In Breve
- Quali sono le principali novità per l'anno scolastico 2026/2027?
- Le novità includono nuove indicazioni nazionali, l'integrazione dell'intelligenza artificiale e misure di sicurezza potenziate.
- Cosa prevede il servizio 'AscoltaMI'?
- 'AscoltaMI' offre supporto psicologico agli studenti con un ciclo di cinque colloqui individuali in videoconferenza.
- Qual è la novità riguardo all'educazione affettivo-sessuale?
- Viene introdotto il principio del consenso informato per i contenuti educativi.
Con l’avvio dell’anno scolastico 2026/2027, il sistema educativo italiano si prepara a una serie di significative novità organizzative e normative che interesseranno tutti i livelli dell’istruzione. Tra le principali innovazioni, l’entrata in vigore delle Nuove Indicazioni Nazionali, stabilite dal Decreto Ministeriale 221/2025, che sostituiscono le linee guida del 2012. Questa riforma verrà attuata gradualmente, a partire da settembre, coinvolgendo la scuola dell’infanzia, le classi prime della primaria e della secondaria di primo grado. Una novità interessante è l’opzione di introdurre il latino come materia di educazione linguistica già a partire dalla seconda e terza media.
Un altro aspetto cruciale riguarda l’integrazione dell’intelligenza artificiale nel sistema scolastico.
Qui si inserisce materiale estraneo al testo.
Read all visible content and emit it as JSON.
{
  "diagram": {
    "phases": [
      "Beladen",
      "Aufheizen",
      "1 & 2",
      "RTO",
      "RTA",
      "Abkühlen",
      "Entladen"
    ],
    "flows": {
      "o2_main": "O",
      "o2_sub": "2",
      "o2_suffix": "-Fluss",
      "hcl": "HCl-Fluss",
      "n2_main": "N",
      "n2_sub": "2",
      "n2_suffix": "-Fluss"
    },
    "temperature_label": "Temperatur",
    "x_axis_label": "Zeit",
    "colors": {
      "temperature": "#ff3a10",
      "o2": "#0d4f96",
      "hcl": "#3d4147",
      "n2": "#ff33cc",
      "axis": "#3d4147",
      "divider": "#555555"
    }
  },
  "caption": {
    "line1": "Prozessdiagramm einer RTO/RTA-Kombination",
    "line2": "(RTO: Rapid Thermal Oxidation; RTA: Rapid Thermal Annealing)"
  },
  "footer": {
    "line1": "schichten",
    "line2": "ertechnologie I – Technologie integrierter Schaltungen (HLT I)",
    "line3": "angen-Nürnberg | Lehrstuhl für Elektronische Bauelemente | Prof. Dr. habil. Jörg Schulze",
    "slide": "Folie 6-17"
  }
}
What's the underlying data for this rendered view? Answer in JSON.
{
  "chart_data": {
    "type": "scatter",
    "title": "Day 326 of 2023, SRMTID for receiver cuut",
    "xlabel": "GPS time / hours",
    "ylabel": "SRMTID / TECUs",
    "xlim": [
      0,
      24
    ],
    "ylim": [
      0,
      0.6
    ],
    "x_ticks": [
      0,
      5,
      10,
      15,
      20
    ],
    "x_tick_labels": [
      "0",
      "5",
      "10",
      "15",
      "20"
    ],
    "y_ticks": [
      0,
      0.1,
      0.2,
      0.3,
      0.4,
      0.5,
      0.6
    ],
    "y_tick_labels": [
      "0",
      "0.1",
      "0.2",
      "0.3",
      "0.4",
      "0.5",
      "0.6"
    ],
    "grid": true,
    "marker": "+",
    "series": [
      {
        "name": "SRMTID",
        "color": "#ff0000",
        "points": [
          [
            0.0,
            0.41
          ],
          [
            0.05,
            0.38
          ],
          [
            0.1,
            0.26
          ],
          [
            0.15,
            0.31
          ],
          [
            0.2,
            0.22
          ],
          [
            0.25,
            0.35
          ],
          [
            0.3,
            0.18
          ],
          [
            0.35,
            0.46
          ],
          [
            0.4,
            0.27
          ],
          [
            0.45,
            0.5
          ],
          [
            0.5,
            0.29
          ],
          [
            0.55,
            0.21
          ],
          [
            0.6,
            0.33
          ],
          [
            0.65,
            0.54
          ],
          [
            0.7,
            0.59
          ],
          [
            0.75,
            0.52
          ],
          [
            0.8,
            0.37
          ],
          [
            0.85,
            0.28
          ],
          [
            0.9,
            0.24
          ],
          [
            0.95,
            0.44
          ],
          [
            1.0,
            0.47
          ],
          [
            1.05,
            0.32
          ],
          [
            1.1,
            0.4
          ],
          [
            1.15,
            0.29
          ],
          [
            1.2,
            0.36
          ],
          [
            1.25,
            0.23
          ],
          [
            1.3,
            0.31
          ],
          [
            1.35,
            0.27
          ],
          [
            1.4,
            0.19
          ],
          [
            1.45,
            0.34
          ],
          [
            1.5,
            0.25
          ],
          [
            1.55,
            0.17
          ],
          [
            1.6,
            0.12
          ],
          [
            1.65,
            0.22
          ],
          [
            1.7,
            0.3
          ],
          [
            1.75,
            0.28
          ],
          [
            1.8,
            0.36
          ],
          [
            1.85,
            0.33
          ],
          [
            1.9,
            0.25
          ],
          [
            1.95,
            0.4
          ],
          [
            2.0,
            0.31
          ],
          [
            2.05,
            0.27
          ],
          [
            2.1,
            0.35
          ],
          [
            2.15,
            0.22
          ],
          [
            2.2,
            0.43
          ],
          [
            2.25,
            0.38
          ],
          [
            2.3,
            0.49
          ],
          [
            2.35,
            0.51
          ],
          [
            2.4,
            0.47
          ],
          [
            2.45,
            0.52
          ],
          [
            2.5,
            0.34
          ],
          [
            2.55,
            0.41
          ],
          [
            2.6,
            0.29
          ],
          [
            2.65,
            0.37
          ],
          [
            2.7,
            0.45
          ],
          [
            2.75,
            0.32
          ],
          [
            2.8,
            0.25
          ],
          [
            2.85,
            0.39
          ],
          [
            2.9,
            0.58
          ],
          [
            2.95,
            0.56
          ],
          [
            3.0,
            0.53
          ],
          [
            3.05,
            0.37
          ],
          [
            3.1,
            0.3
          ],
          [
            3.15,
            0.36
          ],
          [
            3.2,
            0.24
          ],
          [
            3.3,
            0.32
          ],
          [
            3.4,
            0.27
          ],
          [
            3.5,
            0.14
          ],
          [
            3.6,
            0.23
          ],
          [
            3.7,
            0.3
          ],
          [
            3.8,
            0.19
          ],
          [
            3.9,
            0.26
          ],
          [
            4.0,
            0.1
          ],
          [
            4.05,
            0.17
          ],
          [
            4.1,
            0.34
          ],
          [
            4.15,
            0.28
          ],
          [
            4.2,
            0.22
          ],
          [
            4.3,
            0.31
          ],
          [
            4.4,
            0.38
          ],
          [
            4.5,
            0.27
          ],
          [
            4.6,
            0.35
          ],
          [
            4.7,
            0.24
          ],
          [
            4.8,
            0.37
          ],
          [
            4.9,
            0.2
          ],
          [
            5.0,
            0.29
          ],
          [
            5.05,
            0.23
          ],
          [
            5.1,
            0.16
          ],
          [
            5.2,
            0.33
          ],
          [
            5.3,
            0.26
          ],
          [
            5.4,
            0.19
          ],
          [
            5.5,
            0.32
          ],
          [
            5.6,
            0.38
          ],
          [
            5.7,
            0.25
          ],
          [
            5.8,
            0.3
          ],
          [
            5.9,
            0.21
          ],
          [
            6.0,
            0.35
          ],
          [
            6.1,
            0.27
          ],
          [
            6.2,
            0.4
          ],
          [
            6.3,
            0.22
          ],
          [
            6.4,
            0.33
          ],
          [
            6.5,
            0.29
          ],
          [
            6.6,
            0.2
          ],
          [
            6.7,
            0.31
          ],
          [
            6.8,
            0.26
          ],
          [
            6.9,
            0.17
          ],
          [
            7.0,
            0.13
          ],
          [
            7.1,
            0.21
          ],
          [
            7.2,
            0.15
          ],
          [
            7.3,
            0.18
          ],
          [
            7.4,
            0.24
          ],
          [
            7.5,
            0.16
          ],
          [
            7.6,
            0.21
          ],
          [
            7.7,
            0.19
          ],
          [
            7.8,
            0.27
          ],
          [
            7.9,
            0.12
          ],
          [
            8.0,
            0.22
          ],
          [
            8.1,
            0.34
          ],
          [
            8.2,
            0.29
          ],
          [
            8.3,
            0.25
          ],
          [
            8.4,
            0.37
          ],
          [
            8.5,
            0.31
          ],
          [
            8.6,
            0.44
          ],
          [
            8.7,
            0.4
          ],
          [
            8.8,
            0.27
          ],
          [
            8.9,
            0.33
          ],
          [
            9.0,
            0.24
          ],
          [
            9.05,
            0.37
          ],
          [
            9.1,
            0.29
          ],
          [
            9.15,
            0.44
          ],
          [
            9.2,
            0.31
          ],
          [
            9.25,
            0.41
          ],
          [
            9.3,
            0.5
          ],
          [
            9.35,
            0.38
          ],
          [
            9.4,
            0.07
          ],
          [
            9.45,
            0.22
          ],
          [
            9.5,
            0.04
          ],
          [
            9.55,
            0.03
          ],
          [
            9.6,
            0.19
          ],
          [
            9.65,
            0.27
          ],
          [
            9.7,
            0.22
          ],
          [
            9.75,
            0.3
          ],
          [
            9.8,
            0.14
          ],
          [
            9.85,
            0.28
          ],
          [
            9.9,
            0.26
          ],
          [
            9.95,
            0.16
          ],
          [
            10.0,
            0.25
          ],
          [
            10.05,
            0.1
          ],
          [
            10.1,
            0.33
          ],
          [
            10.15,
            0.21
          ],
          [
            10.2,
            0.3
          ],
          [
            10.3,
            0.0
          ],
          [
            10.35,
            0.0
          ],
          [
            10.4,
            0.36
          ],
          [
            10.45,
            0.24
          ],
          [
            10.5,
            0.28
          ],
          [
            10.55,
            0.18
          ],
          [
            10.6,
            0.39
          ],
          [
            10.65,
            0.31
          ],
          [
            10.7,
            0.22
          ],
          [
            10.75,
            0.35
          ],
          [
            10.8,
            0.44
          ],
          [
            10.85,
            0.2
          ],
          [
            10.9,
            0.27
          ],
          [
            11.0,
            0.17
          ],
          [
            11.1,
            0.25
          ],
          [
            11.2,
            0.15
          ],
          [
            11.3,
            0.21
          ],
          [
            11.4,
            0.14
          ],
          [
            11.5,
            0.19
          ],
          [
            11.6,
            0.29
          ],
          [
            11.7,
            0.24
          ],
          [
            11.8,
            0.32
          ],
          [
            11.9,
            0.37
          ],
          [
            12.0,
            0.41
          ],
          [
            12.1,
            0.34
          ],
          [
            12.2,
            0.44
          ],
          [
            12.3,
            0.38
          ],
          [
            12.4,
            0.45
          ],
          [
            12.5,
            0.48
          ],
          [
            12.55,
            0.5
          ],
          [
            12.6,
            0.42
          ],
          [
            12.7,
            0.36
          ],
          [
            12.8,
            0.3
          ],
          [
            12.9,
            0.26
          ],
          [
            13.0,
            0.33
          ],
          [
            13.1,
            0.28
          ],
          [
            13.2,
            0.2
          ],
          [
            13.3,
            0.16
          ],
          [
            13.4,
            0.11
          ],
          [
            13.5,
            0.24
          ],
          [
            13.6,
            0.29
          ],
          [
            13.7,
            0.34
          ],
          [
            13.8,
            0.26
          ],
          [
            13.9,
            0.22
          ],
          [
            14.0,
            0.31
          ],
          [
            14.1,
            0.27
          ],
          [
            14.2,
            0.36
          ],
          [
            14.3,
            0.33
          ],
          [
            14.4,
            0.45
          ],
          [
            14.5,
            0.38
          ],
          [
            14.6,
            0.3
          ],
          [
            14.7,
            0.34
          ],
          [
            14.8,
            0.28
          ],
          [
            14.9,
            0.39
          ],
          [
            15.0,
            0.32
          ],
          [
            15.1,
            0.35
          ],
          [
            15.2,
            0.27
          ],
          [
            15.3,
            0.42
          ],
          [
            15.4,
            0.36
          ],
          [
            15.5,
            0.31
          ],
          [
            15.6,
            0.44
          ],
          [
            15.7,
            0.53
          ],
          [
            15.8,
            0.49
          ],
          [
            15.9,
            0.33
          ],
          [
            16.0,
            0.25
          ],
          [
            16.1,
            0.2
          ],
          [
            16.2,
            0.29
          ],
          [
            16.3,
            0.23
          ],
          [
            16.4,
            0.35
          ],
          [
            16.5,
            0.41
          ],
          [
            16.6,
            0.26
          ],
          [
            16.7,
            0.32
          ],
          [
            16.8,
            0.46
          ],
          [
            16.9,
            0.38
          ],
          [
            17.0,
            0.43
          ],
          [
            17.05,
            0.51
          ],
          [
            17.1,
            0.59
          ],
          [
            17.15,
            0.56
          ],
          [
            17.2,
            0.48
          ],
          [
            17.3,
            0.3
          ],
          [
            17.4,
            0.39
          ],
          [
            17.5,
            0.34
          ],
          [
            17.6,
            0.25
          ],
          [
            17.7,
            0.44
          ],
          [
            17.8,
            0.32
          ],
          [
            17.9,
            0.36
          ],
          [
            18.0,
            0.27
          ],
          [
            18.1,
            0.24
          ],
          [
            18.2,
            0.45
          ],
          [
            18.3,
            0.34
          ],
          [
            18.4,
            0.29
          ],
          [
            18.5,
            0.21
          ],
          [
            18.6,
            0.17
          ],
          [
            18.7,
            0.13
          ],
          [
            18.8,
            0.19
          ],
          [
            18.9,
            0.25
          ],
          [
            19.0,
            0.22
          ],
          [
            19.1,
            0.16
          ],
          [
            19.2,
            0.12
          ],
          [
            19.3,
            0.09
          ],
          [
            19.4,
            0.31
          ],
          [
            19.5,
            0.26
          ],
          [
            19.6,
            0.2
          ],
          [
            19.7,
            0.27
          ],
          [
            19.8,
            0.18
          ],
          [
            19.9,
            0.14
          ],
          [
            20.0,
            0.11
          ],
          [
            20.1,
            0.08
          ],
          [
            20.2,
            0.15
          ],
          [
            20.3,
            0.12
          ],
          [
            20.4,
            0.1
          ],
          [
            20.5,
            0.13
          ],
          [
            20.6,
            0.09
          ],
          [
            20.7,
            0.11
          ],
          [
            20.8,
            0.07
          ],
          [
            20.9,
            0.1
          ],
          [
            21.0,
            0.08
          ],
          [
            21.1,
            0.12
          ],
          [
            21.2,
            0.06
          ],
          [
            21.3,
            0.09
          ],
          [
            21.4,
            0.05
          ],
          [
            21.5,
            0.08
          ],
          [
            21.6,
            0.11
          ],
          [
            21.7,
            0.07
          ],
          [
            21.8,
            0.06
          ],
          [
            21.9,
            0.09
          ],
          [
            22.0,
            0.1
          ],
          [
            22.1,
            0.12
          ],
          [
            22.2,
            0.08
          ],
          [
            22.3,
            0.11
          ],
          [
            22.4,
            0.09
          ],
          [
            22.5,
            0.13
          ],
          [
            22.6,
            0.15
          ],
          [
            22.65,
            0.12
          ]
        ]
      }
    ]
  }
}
Con l’entrata in vigore dell’AI Act europeo, il Governo italiano ha approvato un decreto legislativo per l’adeguamento nazionale. Ogni istituto scolastico dovrà quindi adottare un regolamento per l’uso etico e sicuro dell’intelligenza artificiale, e saranno istituiti Comitati tecnico-etici territoriali. Inoltre, lo studio dell’IA sarà inserito nei programmi di Educazione Civica, supportato da un piano di investimenti di 200 milioni di euro, di cui 100 milioni destinati alla formazione continua dei docenti.
Per quanto riguarda il supporto psicologico agli studenti, è stato lanciato il servizio “AscoltaMI”, finanziato con 18,5 milioni di euro, rivolto agli studenti dell’ultimo anno delle medie e del primo biennio delle superiori. I genitori potranno richiedere un voucher per un ciclo di cinque colloqui individuali in videoconferenza.
In tema di educazione affettivo-sessuale, viene introdotto il principio del consenso informato. I contenuti di base rimarranno congrui all’età e non sarà necessario informare preventivamente i genitori, mentre ogni ampliamento dei programmi o il coinvolgimento di esperti esterni richiederà l’autorizzazione dei genitori e l’approvazione del collegio dei docenti.
La sicurezza nelle scuole sarà potenziata con la possibilità per i dirigenti scolastici di richiedere controlli delle forze dell’ordine, inclusi metal detector, in contesti a rischio, in aggiunta alle misure già previste dal Decreto Sicurezza. Inoltre, è stato introdotto il divieto di utilizzo degli smartphone in ogni ordine e grado, anche per attività didattiche, e sono state inasprite le regole di condotta: un’insufficienza potrà avere maggiori implicazioni sul rischio di bocciatura e le sospensioni prolungate dovranno essere accompagnate da attività alternative come il volontariato.
Infine, la riforma dell’istruzione tecnica e professionale avrà inizio a settembre per le classi prime, con una riorganizzazione in due macro-indirizzi: Economico e Tecnologico-Ambientale. Sarà potenziato l’insegnamento delle competenze STEM, con laboratori e sinergie con imprese e ITS, e verrà introdotto stabilmente il percorso “4+2”, che prevede la creazione di campus formativi integrati.
In via sperimentale, partirà anche il Liceo Matematico in 100 scuole secondarie di secondo grado. Questo non costituirà un nuovo indirizzo, ma prevede un Laboratorio Matematico con ore aggiuntive, circa due ore settimanali in più per il primo e secondo anno e un’ora in più per gli anni successivi, finalizzate all’applicazione pratica e all’interdisciplinarità.